Using this model, the authors could predict how the conservation investments made in these nations had affected their loss of biodiversity, as compared to the scenario in which no investment had been made. Amazingly, the median loss of biodiversity per nation was 29% lower than would otherwise have been expected. Over 1996-2008, seven countries even had net biodiversity improvements: Mauritius, Seychelles, Fiji, Samoa, Tonga, Poland and Ukraine.

Fig 1. Map of biodiversity decline scores (BDS) for signatory nations.
"Colours show percentage of all global declines (total BDS) associated with each country. Pie charts show the predicted reduction in decline (in black) if spending had been I$5 million higher (for selected countries); pie size represents the square root of the BDS. Inset shows predicted versus observed BDS (log-transformed) for the continuous model".

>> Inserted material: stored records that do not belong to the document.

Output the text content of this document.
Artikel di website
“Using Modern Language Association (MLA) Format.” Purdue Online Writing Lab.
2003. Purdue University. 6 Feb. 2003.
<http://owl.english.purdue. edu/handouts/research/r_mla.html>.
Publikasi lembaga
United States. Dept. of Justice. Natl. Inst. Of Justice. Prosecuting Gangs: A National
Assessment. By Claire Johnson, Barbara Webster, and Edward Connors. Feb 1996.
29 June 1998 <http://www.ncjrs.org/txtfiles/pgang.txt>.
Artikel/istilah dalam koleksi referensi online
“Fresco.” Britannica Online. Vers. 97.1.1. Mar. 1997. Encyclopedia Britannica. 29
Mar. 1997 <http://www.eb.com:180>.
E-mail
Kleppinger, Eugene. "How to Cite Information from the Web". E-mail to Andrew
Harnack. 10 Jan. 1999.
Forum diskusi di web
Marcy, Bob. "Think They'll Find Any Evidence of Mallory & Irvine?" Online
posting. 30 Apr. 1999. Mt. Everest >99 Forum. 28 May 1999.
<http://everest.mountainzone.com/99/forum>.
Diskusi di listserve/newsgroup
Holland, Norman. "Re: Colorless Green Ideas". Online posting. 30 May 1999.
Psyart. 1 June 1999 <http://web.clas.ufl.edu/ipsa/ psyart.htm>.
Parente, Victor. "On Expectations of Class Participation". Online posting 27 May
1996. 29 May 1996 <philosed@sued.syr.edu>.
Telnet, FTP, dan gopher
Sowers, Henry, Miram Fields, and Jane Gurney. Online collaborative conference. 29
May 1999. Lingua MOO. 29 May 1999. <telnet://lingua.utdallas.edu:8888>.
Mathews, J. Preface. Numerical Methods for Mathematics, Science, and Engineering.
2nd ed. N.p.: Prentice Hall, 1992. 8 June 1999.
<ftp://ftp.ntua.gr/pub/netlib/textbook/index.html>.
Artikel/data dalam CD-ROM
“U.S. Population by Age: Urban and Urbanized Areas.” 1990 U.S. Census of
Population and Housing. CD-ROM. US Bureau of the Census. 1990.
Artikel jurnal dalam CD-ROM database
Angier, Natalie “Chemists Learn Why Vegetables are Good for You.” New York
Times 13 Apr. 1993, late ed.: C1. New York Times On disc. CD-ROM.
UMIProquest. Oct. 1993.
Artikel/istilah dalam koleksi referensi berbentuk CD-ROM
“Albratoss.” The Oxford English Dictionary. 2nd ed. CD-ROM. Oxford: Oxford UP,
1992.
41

They discuss a number of interactions among model terms that capture greater socio-economic complexity - for example, the impacts of GDP growth on biodiversity loss are lower when a country's base GDP is very low. Such large scale studies naturally face data limitations - here, they use mammal and bird Red List status changes to develop a quantitative measure of biodiversity loss. Other taxa presumably show similar trends, but we lack the data to incorporate them at this moment.

Hopefully by demonstrating this cost-benefit analysis for conservation actions, Waldron et al. (2017) encourage future 'investors' as to the payoff of spending on conservation.